I couldn't agree more.
One of the senior docs in my group and I talk about the ACR a lot. When he was practicing back in the 90s, he was very involved in the ACR, and often speaks about how tremendously valuable that experience was, and how much influence/infrastructure the ACR has compared to ASTRO.
I do think that the factors which turned RadOnc in the 2000s into an ultra-competitive specialty at the residency level - namely, that American healthcare reimbursement has been weighted towards procedures and practices/institutions had tremendous cash flow from IMRT (which I have heard described as a "buck-a-Rad"), and the perceived lifestyle of a specialty without an inpatient service - also drove people to think we could "do it ourselves" at the policy level. We were among the most coveted specialties in the House of Medicine, and that meant we excelled in all arenas, right? Ego begets ego. While I'm certain people like you and Join Luh recognized the danger in this thinking, I suspect your opinion was in the minority. Unfortunately, our rise coincided with the Radiology Recession of the mid-to-late 2000s, which incentivized Diagnostic Radiology to shore up their own walls, and accelerated the divide between societies.
In the grand scheme of things, we're a very small specialty. Our modality has mostly fixed costs after a huge upfront capital expense. We aren't viewed as a potential revenue vehicle for Big Pharma/medical device companies, so they wont' fight for us in DC (or elsewhere). In fact, as the RO-APM painfully demonstrates, we're evidently viewed as a liability on the accounting books of anyone involved in the Oncology space. Money which flows to RadOnc is money which is not flowing to Merck, or AstraZeneca, or Abbvie, etc. I'm not necessarily saying that there's some Deep State (Deep Pharma?) conspiracy against us, more that when all the major players witnessed the continually proposed and enacted cuts to our specialty over the years, they have basically shrugged and said "sucks for them".

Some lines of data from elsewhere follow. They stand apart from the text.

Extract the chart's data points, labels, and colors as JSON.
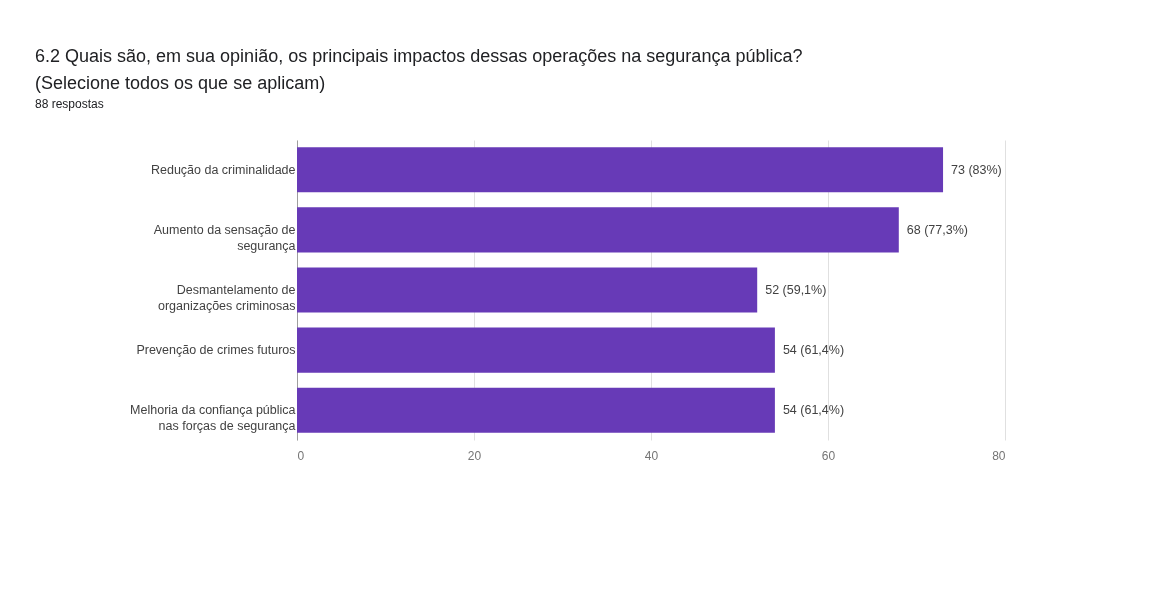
{
  "chart_data": {
    "type": "bar",
    "orientation": "horizontal",
    "title": "6.2  Quais são, em sua opinião, os principais impactos dessas operações na segurança pública? (Selecione todos os que se aplicam)",
    "subtitle": "88 respostas",
    "categories": [
      "Redução da criminalidade",
      "Aumento da sensação de segurança",
      "Desmantelamento de organizações criminosas",
      "Prevenção de crimes futuros",
      "Melhoria da confiança pública nas forças de segurança"
    ],
    "values": [
      73,
      68,
      52,
      54,
      54
    ],
    "value_labels": [
      "73 (83%)",
      "68 (77,3%)",
      "52 (59,1%)",
      "54 (61,4%)",
      "54 (61,4%)"
    ],
    "color": "#673ab7",
    "xlim": [
      0,
      80
    ],
    "xticks": [
      0,
      20,
      40,
      60,
      80
    ],
    "grid": "x"
  }
}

In an alternate reality, 20 years ago when the modern RadOnc bubble started, instead of pulling away from the ACR, what if we had embraced them? I think bundled payments for RadOnc was an inevitability, but I suspect (know) that part of the reason this is happening now and not 10 years ago was because the government wanted to cut reimbursements as much as possible before introducing capitation/bundled payments. Could a continued partnership with a much larger and more powerful organization have driven this in a more favorable direction? We can never know for sure, but I have to imagine it would.
I agree that re-engaging with the ACR would take a massive political shift, but isn't it worth trying? We have 5 years before the APM is rolled out everywhere. I don't see departments cutting resident spots to slow our supply, I don't see research aimed at decreasing or omitting radiation slowing down, I don't see an IMRT-equivalent technological revolution for the next decade, and I don't see APM going away.
Perhaps, if the Editor-in-Chief of our main journal and the President of CARROS championed an effort to bring RadOnc back to the relationship it once enjoyed with the ACR, we could have stronger leverage in working with CMS on APM and future challenges?